Among Worlds - Trouble I've Seen - March 2021

Page 20

Ukulele Therapy

I picked up the ukulele. It helped me lay down my trauma.

By Rebecca Hopkins

I

got it for free from another American expat friend who was moving away from our shared town of Palangkaraya, Indonesia. It was in her pile of faded clothes and no-longer-used DUPLOs—things that weren’t worth packing up and moving. I thought it was just a small toy guitar for kids. I brought it home and it mostly sat against a wall, plucked at occasionally by one of my kids or their friends, its strings sounding off-key and rude.
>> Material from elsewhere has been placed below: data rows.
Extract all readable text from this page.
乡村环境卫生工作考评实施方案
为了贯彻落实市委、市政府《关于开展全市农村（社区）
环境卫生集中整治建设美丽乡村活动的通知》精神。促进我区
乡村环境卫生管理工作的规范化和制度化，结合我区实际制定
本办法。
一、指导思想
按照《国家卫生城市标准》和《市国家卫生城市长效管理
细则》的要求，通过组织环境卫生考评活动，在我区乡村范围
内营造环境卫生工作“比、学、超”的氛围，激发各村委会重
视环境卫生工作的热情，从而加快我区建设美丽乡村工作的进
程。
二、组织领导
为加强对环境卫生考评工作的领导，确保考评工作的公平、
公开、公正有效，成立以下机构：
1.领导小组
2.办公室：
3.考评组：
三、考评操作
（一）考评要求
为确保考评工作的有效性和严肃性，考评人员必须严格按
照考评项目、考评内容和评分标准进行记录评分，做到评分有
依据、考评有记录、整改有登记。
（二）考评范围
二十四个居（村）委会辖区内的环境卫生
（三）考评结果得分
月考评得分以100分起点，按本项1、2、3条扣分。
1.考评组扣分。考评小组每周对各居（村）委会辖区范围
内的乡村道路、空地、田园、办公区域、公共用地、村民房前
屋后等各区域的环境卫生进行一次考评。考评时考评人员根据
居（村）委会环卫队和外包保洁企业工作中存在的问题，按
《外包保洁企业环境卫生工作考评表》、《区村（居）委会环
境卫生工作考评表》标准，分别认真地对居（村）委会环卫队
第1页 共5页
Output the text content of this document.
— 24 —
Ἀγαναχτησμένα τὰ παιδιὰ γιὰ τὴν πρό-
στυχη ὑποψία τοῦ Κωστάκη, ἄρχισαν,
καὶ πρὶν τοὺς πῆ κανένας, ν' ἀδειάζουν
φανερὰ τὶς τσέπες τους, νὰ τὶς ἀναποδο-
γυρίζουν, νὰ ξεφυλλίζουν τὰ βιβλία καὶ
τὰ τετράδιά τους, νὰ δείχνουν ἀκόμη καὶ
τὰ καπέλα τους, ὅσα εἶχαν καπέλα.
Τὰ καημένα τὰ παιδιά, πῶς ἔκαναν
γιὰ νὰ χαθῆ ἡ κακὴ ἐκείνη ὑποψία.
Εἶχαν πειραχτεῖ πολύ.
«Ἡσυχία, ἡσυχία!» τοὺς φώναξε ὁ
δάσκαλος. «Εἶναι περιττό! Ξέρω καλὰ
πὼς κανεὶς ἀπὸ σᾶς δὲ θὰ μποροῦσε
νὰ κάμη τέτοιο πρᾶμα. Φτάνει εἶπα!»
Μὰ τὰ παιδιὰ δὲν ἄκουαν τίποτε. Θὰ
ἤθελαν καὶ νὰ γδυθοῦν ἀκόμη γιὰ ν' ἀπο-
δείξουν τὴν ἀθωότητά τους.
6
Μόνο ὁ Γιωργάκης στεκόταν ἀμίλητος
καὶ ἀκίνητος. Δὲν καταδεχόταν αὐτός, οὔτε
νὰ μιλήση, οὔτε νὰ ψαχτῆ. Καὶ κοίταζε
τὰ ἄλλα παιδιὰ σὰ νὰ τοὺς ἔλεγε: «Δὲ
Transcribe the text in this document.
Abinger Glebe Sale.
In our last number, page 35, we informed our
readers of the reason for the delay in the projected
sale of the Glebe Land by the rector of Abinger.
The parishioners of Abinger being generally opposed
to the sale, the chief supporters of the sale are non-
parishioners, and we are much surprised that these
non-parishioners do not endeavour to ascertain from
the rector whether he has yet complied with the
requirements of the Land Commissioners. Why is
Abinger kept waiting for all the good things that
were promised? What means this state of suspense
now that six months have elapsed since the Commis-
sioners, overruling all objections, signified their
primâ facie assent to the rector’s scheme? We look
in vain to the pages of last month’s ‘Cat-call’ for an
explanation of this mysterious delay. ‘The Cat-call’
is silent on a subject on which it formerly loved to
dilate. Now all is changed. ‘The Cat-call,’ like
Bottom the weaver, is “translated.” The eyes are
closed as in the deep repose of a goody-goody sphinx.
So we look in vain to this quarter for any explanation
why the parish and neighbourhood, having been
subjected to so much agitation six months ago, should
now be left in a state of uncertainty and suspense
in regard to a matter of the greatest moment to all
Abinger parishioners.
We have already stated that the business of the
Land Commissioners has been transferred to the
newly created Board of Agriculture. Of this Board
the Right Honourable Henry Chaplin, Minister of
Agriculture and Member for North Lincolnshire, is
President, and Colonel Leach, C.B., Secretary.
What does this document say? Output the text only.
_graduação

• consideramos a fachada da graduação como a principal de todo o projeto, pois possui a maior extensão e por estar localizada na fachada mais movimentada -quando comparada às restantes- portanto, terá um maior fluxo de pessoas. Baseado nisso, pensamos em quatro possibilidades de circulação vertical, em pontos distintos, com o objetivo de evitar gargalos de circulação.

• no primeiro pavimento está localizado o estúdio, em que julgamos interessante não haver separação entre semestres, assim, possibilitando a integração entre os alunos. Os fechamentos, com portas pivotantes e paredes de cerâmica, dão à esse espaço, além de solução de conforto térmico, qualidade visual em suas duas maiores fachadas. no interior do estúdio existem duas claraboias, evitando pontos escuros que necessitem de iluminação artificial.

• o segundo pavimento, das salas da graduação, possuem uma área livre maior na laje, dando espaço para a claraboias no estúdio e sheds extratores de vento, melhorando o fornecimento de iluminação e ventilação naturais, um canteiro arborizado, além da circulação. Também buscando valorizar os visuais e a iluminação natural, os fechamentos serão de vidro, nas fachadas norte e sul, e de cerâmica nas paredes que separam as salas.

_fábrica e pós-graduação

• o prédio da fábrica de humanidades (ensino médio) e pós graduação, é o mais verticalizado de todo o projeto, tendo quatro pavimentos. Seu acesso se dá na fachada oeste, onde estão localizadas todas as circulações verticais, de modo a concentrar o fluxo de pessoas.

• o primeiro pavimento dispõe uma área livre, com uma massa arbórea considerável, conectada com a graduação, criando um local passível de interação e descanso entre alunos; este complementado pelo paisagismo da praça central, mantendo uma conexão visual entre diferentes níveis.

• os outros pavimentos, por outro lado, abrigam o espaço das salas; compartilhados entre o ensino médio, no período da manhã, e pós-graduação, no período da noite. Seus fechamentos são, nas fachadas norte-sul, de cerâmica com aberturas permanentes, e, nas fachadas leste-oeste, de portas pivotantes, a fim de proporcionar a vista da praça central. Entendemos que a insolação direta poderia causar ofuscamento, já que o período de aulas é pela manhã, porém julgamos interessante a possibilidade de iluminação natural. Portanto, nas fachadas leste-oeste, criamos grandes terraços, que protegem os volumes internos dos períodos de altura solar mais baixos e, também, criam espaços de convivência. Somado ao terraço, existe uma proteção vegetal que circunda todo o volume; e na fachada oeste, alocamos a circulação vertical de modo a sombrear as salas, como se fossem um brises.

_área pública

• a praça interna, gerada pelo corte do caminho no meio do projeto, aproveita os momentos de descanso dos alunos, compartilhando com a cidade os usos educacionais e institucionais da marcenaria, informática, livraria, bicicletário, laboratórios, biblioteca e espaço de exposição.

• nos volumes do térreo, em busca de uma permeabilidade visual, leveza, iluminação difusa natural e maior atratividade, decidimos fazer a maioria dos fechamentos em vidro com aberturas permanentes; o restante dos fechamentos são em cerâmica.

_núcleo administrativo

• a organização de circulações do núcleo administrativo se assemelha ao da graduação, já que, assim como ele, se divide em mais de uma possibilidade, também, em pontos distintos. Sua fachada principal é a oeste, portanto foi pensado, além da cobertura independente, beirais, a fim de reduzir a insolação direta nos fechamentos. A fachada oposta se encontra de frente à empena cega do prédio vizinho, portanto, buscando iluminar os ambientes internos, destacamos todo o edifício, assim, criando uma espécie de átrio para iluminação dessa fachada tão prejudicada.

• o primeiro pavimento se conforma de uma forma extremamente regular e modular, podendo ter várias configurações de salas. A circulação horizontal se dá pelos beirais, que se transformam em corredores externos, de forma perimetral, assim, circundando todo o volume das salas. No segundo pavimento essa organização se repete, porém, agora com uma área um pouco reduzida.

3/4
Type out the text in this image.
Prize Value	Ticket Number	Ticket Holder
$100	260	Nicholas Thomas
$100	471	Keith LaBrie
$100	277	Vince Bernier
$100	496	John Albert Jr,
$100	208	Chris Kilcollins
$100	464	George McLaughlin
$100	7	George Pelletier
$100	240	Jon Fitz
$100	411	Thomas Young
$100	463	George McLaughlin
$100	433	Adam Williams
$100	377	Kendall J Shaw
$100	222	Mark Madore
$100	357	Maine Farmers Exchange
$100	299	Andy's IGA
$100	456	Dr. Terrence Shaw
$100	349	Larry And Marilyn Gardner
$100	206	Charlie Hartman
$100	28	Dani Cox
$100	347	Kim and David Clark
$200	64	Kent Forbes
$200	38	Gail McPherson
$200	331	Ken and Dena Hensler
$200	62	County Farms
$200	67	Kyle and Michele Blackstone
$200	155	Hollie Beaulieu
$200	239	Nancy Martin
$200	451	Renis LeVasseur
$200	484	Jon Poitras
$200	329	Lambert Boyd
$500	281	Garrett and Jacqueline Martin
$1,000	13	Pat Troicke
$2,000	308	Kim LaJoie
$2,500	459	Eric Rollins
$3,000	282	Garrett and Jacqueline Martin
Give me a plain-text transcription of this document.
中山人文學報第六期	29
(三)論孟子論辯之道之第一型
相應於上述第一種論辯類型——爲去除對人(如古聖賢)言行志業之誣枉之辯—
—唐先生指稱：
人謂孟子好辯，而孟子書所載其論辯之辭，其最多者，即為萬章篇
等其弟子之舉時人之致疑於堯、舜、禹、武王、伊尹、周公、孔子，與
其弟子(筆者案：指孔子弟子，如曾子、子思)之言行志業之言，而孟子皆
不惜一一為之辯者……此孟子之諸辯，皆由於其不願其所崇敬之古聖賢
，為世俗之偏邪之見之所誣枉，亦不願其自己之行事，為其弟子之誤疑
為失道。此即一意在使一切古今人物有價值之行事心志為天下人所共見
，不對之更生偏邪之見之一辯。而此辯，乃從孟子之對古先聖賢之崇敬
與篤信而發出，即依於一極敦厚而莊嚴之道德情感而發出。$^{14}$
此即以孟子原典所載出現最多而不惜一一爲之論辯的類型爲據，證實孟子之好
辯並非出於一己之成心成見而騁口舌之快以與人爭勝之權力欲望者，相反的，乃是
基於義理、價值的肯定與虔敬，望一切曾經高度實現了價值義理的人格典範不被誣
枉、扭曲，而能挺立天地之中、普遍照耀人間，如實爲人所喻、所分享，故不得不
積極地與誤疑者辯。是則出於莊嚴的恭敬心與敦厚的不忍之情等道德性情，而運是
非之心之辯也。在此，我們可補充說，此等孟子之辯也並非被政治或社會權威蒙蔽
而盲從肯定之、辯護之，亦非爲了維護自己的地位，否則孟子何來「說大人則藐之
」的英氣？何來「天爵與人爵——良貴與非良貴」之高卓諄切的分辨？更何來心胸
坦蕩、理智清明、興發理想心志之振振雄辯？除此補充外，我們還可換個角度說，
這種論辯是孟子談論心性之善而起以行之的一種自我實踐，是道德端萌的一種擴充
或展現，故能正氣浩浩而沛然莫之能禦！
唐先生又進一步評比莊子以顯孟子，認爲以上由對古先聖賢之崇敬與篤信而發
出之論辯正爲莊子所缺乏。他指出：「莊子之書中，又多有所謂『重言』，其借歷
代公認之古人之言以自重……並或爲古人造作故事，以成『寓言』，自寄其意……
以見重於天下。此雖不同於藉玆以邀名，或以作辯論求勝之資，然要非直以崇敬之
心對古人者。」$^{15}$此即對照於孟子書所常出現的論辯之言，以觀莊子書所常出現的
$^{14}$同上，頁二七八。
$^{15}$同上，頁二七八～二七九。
Then a few months later, when I had just a little breather from homeschooling my kids and hosting house guests, I picked it up. I had my reasons to try something new. Actually, I had quite a long list. In the past handful of years, we’d been through crisis after crisis: an airplane accident, an evacuation, life-threatening emergency surgery for our three-year-old son, and the death of a close friend in my husband’s arms. While the various moments of trauma were over, I was on edge and couldn’t sleep. Some days I could barely breathe. Somehow, I figured out it was a real instrument, that it had a name—that it was actually a ukulele, and that it could be tuned and learned. 19

Among Worlds

And now that it had a name, it seemed like this tiny instrument deserved a chance to be heard. YouTube could teach me how to tune it. It showed me chords and songs. And with softer and fewer strings, YouTube argued, it’s easier to learn than a guitar. Softer and fewer. Just what I needed. Music had been a childhood friend of mine. As a kid in America, I learned piano from nearly a dozen different teachers because I moved a lot. And I lived in an Army community that moved a lot—my piano teachers moved, too, even during the years when I didn’t. Thankfully, my piano went with us, bouncing in huge moving trucks that knocked its notes out of tune as it crossed state lines. I could play that piano loud and hard, or soft and smooth, and these methods all had gorgeous Italian names. I couldn’t have put this into words as a kid, but I was trying to make sense of a transitory life by playing the orderly Bach inventions. And I was grieving lost friends and homes by leaning into the dramatic arabesques. And I was figuring out who I was by connecting to something beyond myself and something deep within myself.